Banjar, 30 Oktober 2025 – Transformasi digital dalam pelayanan publik seharusnya memangkas birokrasi dan menutup celah praktik koruptif. Namun, realita di Satuan Penyelenggara Administrasi (Satpas) SIM Polres Banjar berkata lain. Di balik layar sistem online, praktik percaloan Surat Izin Mengemudi (SIM) justru semakin menggurita, membuat warga yang taat prosedur merasa diperdaya dan terpaksa menelan pil pahit “jalur belakang” demi SIM C dan A.
Seorang warga yang berjuang mengurus SIM secara mandiri mengungkapkan, antrean dan proses berbelit seolah menjadi tembok penghalang yang sengaja dibangun.

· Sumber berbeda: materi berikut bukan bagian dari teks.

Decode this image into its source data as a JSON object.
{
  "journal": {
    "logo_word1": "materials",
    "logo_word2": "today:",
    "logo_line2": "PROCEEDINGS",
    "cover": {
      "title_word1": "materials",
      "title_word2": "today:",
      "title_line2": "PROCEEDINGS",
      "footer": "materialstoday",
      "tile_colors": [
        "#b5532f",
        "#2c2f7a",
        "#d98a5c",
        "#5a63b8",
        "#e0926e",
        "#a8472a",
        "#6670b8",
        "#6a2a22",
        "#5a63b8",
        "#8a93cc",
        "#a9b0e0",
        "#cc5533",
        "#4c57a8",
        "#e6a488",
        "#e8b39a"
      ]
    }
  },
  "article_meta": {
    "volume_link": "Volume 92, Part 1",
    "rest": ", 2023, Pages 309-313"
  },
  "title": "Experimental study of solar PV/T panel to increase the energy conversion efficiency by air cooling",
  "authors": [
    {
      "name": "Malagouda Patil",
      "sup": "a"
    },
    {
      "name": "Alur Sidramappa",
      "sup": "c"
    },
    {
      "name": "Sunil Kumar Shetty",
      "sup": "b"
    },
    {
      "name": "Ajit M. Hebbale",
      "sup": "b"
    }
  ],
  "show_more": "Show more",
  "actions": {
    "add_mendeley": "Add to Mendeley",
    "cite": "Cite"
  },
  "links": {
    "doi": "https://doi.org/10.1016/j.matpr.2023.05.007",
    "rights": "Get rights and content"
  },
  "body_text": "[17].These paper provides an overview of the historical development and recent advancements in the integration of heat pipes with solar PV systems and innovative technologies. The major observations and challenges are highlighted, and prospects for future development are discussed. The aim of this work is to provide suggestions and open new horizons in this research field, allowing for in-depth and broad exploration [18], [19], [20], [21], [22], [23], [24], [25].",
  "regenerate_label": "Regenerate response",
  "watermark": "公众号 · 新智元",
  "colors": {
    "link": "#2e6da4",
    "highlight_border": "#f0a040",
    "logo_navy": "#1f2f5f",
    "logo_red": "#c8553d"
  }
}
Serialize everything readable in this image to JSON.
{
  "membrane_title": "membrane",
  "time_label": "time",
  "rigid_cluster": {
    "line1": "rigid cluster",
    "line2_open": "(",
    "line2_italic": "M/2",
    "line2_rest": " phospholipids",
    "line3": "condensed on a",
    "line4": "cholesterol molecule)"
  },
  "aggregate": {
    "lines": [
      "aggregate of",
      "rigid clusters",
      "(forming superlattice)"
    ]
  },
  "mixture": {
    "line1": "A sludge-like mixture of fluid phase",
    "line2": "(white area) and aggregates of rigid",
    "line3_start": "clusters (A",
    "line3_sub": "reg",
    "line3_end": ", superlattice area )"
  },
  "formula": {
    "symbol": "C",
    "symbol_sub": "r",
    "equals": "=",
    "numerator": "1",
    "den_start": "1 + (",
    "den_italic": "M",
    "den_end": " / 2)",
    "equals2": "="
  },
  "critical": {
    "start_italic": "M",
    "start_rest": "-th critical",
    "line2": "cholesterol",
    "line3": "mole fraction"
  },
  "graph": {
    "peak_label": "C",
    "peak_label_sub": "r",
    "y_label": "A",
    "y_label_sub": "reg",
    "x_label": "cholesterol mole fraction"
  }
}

Ironisnya, mereka yang datang melalui calo justru mendapatkan privilege—dilayani bak raja tanpa hambatan. “Seperti ada diskriminasi, yang jujur malah dipersulit,” keluhnya.
Bak drama sinetron, seorang pemohon bernama KT tertangkap basah sedang tawar-menawar dengan calo untuk mendapatkan SIM A. Harga yang dipatok? Fantastis, Rp 900.000! Jauh dari tarif resmi yang seharusnya. Ini bukan lagi sekadar pungutan liar, tapi praktik pemerasan yang terang-terangan.
Pertanyaannya, mengapa digitalisasi yang digadang-gadang sebagai solusi justru gagal menekan praktik percaloan? Mungkinkah sistem online itu sendiri yang cacat, atau justru ada oknum internal yang bermain mata dengan para calo?
Masyarakat Banjar menuntut transparansi dan akuntabilitas dari pihak kepolisian. Bukan hanya sekadar menangkap calo kelas teri, tapi membongkar sindikat percaloan yang lebih besar dan menyeret semua oknum yang terlibat ke meja hijau. Jika tidak, digitalisasi hanyalah lip service, dan masyarakat akan terus menjadi sapi perah para calo yang tak tahu malu.
Sudah saatnya revolusi mental di tubuh Polri. SIM adalah hak, bukan barang dagangan. Berantas percaloan, tegakkan keadilan, dan kembalikan kepercayaan masyarakat!